Belleza que emociona poco
Ludovico Einaudi es un hábil compositor aunque de recursos a veces demasiado evidentes
El tiempo, siempre el tiempo. O, más concretamente, su naturaleza inaprensible, ese tictac que nos martillea como un pálpito sin remisión. La certeza de que la vida nos matará, como dijo el gran Warren Zevon para titular uno de sus álbumes postreros (él ya hace años que tuvo oportunidad de comprobarlo, por desgracia). El tiempo: un ingrediente insólito en un mundo tan enloquecido que nos hemos acostumbrado a simultanear múltiples actividades, aunque sea para hacerlas casi todas mal. El reloj es ese atípico aliado al que viene invocando el turinés Ludovico Einaudi a lo largo de toda su producción, y de manera aún más palmaria en el reciente In a time lapse, que ayer ocupó dos terceras partes de su comparecencia en el Circo Price. Un lapso de tiempo, un paréntesis, un respiro. Una oportunidad para ralentizar, siquiera brevemente, nuestras existencias atropelladas.
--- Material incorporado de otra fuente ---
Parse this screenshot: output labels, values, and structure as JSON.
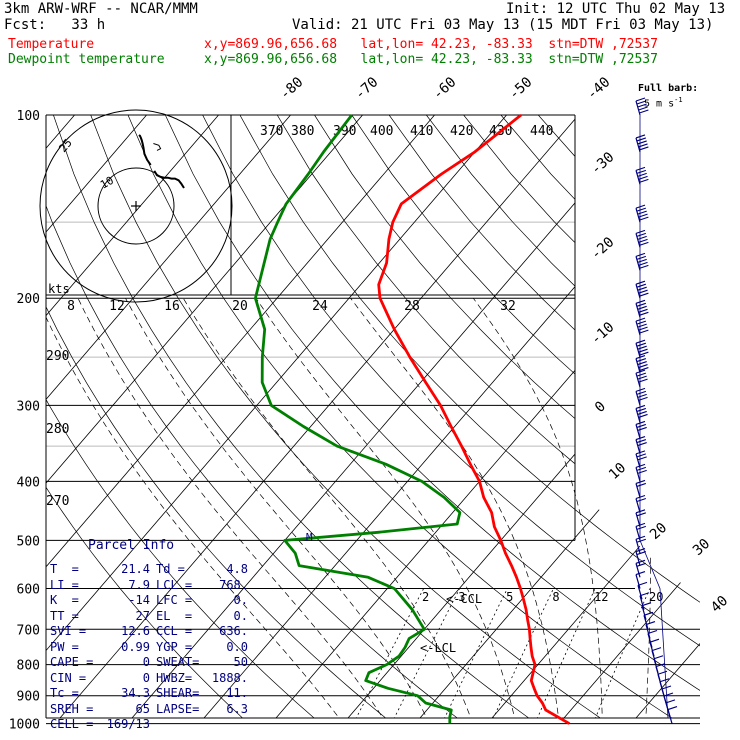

La oferta resulta tan atractiva que el teatro se llenó de un público multigeneracional, entusiasta, dispuesto a agradecerle a Einaudi sus composiciones preciosistas. Clasicismo con envoltorio contemporáneo, música de cámara al ralentí. Recibió muy cálidos aplausos este compositor hábil y confortable para el oído, aunque de recursos a veces demasiado evidentes. Los de un minimalismo ligerísimo, afable, de permanente guante blanco. Ludovico es la versión mediterránea y de rictus cordial de Michael Nyman, con el que comparte vestuario negro, gafas de pasta y cráneo poco poblado. Pero su exquisitez es tan elemental que siempre parece más guiada por la academia que por la emoción.
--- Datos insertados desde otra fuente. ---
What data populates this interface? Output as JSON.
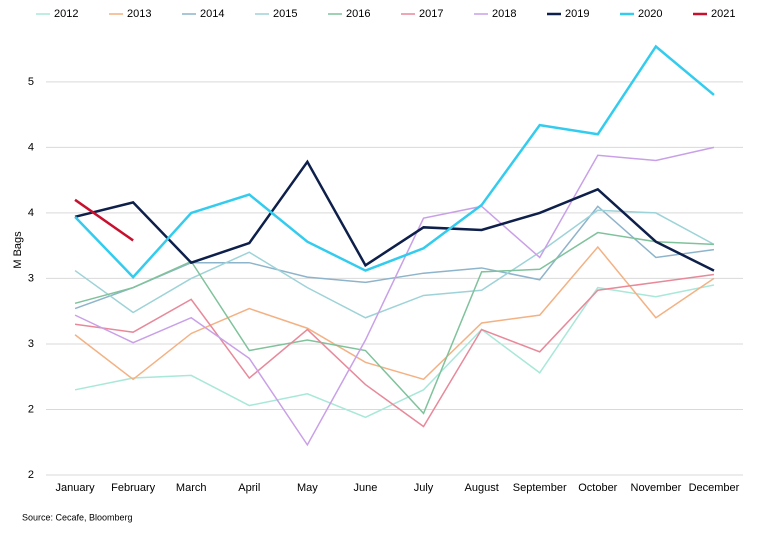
{
  "chart_data": {
    "type": "line",
    "y_label": "M Bags",
    "source": "Source: Cecafe, Bloomberg",
    "categories": [
      "January",
      "February",
      "March",
      "April",
      "May",
      "June",
      "July",
      "August",
      "September",
      "October",
      "November",
      "December"
    ],
    "ylim": [
      1.5,
      4.85
    ],
    "yticks": [
      {
        "value": 1.5,
        "label": "2"
      },
      {
        "value": 2,
        "label": "2"
      },
      {
        "value": 2.5,
        "label": "3"
      },
      {
        "value": 3,
        "label": "3"
      },
      {
        "value": 3.5,
        "label": "4"
      },
      {
        "value": 4,
        "label": "4"
      },
      {
        "value": 4.5,
        "label": "5"
      }
    ],
    "grid": true,
    "legend": "top",
    "series": [
      {
        "name": "2012",
        "color": "#a8e8d8",
        "width": 1.5,
        "values": [
          2.15,
          2.24,
          2.26,
          2.03,
          2.12,
          1.94,
          2.15,
          2.61,
          2.28,
          2.93,
          2.86,
          2.95
        ]
      },
      {
        "name": "2013",
        "color": "#f4b183",
        "width": 1.5,
        "values": [
          2.57,
          2.23,
          2.58,
          2.77,
          2.62,
          2.36,
          2.23,
          2.66,
          2.72,
          3.24,
          2.7,
          3.0
        ]
      },
      {
        "name": "2014",
        "color": "#8eb4cb",
        "width": 1.5,
        "values": [
          2.77,
          2.93,
          3.12,
          3.12,
          3.01,
          2.97,
          3.04,
          3.08,
          2.99,
          3.55,
          3.16,
          3.22
        ]
      },
      {
        "name": "2015",
        "color": "#9dd3d8",
        "width": 1.5,
        "values": [
          3.06,
          2.74,
          3.0,
          3.2,
          2.93,
          2.7,
          2.87,
          2.91,
          3.2,
          3.52,
          3.5,
          3.26
        ]
      },
      {
        "name": "2016",
        "color": "#7fc29b",
        "width": 1.5,
        "values": [
          2.81,
          2.93,
          3.13,
          2.45,
          2.53,
          2.45,
          1.97,
          3.05,
          3.07,
          3.35,
          3.28,
          3.26
        ]
      },
      {
        "name": "2017",
        "color": "#e8899a",
        "width": 1.5,
        "values": [
          2.65,
          2.59,
          2.84,
          2.24,
          2.61,
          2.19,
          1.87,
          2.61,
          2.44,
          2.91,
          2.97,
          3.03
        ]
      },
      {
        "name": "2018",
        "color": "#c9a0e8",
        "width": 1.5,
        "values": [
          2.72,
          2.51,
          2.7,
          2.39,
          1.73,
          2.53,
          3.46,
          3.55,
          3.16,
          3.94,
          3.9,
          4.0
        ]
      },
      {
        "name": "2019",
        "color": "#0d1f4a",
        "width": 2.5,
        "values": [
          3.47,
          3.58,
          3.12,
          3.27,
          3.89,
          3.1,
          3.39,
          3.37,
          3.5,
          3.68,
          3.28,
          3.06
        ]
      },
      {
        "name": "2020",
        "color": "#33ccee",
        "width": 2.5,
        "values": [
          3.47,
          3.01,
          3.5,
          3.64,
          3.28,
          3.06,
          3.23,
          3.56,
          4.17,
          4.1,
          4.77,
          4.4
        ]
      },
      {
        "name": "2021",
        "color": "#c8102e",
        "width": 2.5,
        "values": [
          3.6,
          3.29,
          null,
          null,
          null,
          null,
          null,
          null,
          null,
          null,
          null,
          null
        ]
      }
    ]
  }
}
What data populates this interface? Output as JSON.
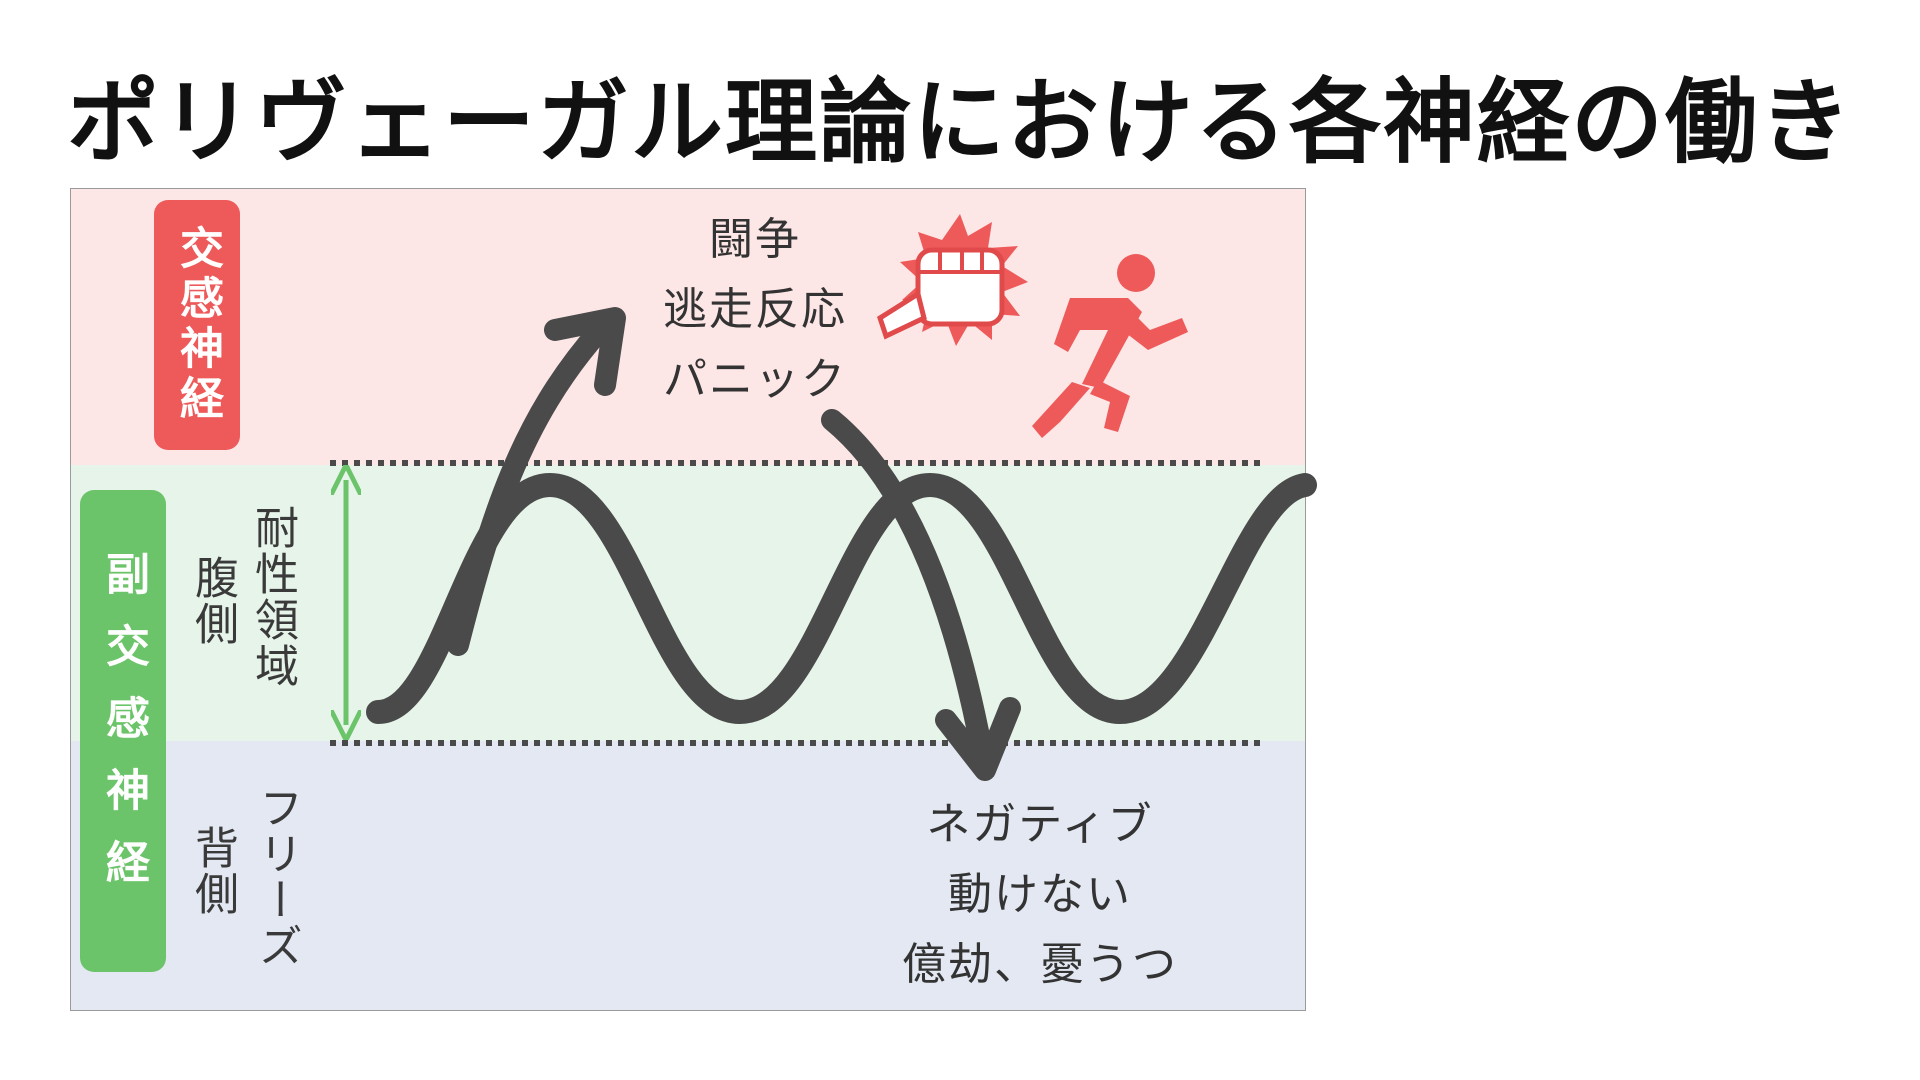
{
  "title": "ポリヴェーガル理論における各神経の働き",
  "zones": {
    "sympathetic_badge": "交感神経",
    "parasympathetic_badge": "副交感神経",
    "ventral_label": "腹側",
    "tolerance_label": "耐性領域",
    "dorsal_label": "背側",
    "freeze_label": "フリーズ"
  },
  "fight_text": [
    "闘争",
    "逃走反応",
    "パニック"
  ],
  "negative_text": [
    "ネガティブ",
    "動けない",
    "億劫、憂うつ"
  ],
  "colors": {
    "sympathetic": "#ee5a5a",
    "parasympathetic": "#6cc46a",
    "top_zone": "#fde6e6",
    "middle_zone": "#e6f4ea",
    "bottom_zone": "#e3e8f2",
    "curve": "#4a4a4a"
  },
  "icons": [
    "fist-punch-icon",
    "running-person-icon",
    "double-arrow-icon"
  ]
}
Aclarémoslo sin ambages: el repertorio del italiano suena bello, eminentemente grato en sus acordes apenas modificados al más típico estilo minimalista, en las cuerdas que van superponiendo sus voces y agrandando el sonido, en el tímido toque africano de las percusiones y la kalimba. Con todo, es recurrente la sospecha de que no hay tanta inspiración como técnica en estas obras, de que Einaudi podría terminar sus partituras, sin necesidad de grandes conocimientos armónicos, mientras viaja en tren o degusta el desayuno en una plácida casa de campo piamontesa. Sus lecciones de piano son aptas para alumnos de grado elemental, que quizás agradecerían ahorrarse alguna que otra interpretación de Para Elisa. Pero esas cascadas de corcheas fáciles son manifiestamente anodinas, como se demuestra en los pasajes de piano solo. Bucean en la nada y nada extraen de ella, salvo unos cuantos arpegios para pasar (o incluso matar) el tiempo.
La entrega final de In a time lapse fue Newton's cradle, su título menos melódico y más ambiental, tenebroso y estático, aunque los fogonazos a modo de relámpagos en la iluminación volvieran a incurrir en la obviedad: el trabajo de 11 músicos bastaba para que cualquier oyente pudiese evocar, por ejemplo, un callejón oscuro y envuelto en la niebla. Mucho más apreciable resultó, en la segunda parte, The tower, con su mágico y absorbente repiqueteo de metalófonos. Es ahí, renunciando al tópico y las referencias explícitas, sugeriendo más que subrayando, cuando Einaudi trenza un discurso infinitamente más interesante.